FSDP: prefetch strategy in the backward pass (null / pre / post).

actor.fsdp_config.use_orig_params

FSDP: expose original (unflattened) parameters; better compatibility, more communication overhead.

actor.fsdp_config.use_liger_kernel

Use Liger kernels (currently Qwen2.5 / Qwen2.5-VL) to cut memory and speed up training.

actor.fsdp_config.mixed_precision.param_dtype

Parameter dtype.

actor.fsdp_config.mixed_precision.reduce_dtype

Reduction dtype.

actor.fsdp_config.mixed_precision.buffer_dtype

Buffer dtype.

actor.fsdp_config.amp_autocast.enabled

Enable automatic mixed-precision (AMP) training.

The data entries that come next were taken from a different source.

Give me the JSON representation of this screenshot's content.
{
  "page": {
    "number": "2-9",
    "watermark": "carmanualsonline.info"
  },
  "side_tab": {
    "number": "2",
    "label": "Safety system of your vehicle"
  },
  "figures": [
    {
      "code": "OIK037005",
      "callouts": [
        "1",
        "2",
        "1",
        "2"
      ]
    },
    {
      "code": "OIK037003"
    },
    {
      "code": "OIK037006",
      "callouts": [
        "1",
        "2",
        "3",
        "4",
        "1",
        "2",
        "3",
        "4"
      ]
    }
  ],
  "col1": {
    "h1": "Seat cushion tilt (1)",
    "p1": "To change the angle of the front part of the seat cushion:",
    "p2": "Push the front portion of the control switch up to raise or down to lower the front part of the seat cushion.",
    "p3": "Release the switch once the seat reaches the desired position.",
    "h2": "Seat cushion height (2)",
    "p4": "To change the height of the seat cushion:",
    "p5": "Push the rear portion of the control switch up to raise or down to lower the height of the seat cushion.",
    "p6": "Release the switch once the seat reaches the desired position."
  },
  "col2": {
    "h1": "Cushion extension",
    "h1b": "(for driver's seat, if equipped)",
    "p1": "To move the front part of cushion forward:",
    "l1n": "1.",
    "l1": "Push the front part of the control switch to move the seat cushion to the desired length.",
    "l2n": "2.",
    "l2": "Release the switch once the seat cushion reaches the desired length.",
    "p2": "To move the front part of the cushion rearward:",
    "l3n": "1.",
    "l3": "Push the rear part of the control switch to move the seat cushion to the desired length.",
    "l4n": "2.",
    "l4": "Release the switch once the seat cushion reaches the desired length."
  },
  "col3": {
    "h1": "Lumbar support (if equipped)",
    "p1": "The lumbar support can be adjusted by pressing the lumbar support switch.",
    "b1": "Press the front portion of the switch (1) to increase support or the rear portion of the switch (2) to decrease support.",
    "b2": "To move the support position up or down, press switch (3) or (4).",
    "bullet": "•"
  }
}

actor.fsdp_config.amp_autocast.precision

Numerical precision used by AMP.

actor.fsdp_config.grad_scaler.enabled

Enable the gradient scaler.

reward#

reward:
  reward_type: math
  reward_scale: 5.0

Parameter

Description

reward.reward_type

Which reward type to use for training (e.g., math).

reward.reward_scale

A correct answer receives reward_scale; an incorrect one receives -reward_scale.